Biopsy techniques may include a punch biopsy of visible abnormalities or an endocervical curettage (ECC), which samples the endocervical canal as it cannot be directly visualized during the colposcopy. The ECC utilizes a long straight curette, a Soft-ECC curette employing fabric to simultaneously collect tissue, or a cytobrush (like a small pipe-cleaner) to scrape the inside of the cervical canal. The ECC should never be done on a patient who is pregnant. Monsel's solution is applied with large cotton swabs to the surface of the cervix to control bleeding. This solution looks like mustard and turns black when exposed to blood. After the procedure, this material will be expelled naturally: Patients can expect to have a thin coffee-ground like discharge for up to several days after the procedure. Alternatively, some physicians achieve hemostasis with silver nitrate.

==Interpretation==

Locations of colposcopy findings can be described in terms of quadrants, or corresponding to a clock face when the subject is in supine position.
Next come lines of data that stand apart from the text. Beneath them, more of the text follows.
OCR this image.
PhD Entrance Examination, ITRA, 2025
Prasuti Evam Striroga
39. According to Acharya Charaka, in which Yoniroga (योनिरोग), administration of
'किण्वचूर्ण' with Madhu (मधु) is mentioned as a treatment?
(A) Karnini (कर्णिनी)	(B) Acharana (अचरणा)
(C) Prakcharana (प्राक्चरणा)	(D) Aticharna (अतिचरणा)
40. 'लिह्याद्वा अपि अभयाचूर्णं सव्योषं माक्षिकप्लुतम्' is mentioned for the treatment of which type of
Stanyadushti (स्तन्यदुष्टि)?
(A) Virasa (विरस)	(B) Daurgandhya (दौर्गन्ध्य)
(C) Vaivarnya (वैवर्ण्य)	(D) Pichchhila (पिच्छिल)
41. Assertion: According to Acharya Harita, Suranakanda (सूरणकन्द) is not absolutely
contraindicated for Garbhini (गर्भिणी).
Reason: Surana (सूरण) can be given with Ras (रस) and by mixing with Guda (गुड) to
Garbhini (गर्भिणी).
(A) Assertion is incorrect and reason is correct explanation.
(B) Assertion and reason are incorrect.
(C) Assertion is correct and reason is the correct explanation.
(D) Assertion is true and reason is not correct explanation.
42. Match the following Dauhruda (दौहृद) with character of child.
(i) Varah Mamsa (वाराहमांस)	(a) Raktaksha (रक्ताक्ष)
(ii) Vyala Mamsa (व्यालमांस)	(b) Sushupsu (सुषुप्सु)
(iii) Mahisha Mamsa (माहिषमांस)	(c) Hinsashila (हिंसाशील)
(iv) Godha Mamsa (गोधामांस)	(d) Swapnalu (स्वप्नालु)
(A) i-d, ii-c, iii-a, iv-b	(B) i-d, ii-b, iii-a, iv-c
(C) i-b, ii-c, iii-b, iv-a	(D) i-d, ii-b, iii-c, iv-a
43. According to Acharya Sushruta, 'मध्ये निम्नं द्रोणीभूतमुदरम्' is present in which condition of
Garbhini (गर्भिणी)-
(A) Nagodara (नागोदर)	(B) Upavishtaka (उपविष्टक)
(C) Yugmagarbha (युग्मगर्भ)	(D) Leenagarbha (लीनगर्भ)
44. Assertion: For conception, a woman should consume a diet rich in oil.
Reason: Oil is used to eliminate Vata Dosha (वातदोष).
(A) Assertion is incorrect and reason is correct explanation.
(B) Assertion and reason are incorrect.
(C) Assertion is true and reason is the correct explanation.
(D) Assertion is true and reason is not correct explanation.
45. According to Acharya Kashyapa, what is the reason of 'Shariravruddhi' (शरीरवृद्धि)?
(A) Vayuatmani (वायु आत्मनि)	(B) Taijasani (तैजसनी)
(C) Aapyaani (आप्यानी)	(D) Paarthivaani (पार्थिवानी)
One model for scoring colposcopy findings is the Swede Score, which assigns a score between 0 and 2 for five different parameters, based on what is visible during the colposcopy, as given in table below:

Swede Score for interpreting colposcopy findings
| Parameter | Score |  |  |
| 0 | 1 | 2 |
| Uptake of acetic acid | 0 or transparent | Shady, milky | Distinct, stearin-like |
| Margins and surface | 0 or diffuse | Sharp, but irregular, jagged, "geographical" satellites | Sharp and even, difference in surface level such as "cutting" |
| Vessels | Fine, regular | Absent | Coarse or atypical |
| Lesion size | < 5 mm | 5–15 mm or spanning 2 quadrants | > 15 mm or spanning 3–4 quadrants or endocervically undefined |
| Iodine staining | Brown | Faintly or patchy yellow | Distinct yellow |

The total Swede Score ranges between 0 and 10. A score of 5 or above is reported to identify all potential high-grade lesions (HGL) and 8 or above to have a 90% chance of being a HGL. A score below 5 does not require biopsy because of low risk of cancer, a score from 5 to 7 requires biopsy, and a score 8 or above does not require biopsy because it is likely more efficient to intervene directly (e.g., by excision).

== Complications ==
Significant complications from a colposcopy are not common but may include bleeding, infection at the biopsy site or endometrium, and failure to identify the lesion. Monsel's solution and silver nitrate interfere with the interpretation of biopsy specimens, so these substances are not applied until all biopsies have been taken. Some patients experience a degree of discomfort during the curettage, and many experience discomfort during the biopsy.

Colposcopy with biopsy does not cause infertility or subfertility.

== Follow up ==

Adequate follow-up is critical to the success of this procedure. Treatments for significant lesions include ablative treatments (cryotherapy, thermocoagulation, and laser ablation) and excisional methods (loop electrosurgical excision procedure or LEEP, or Cervical conization).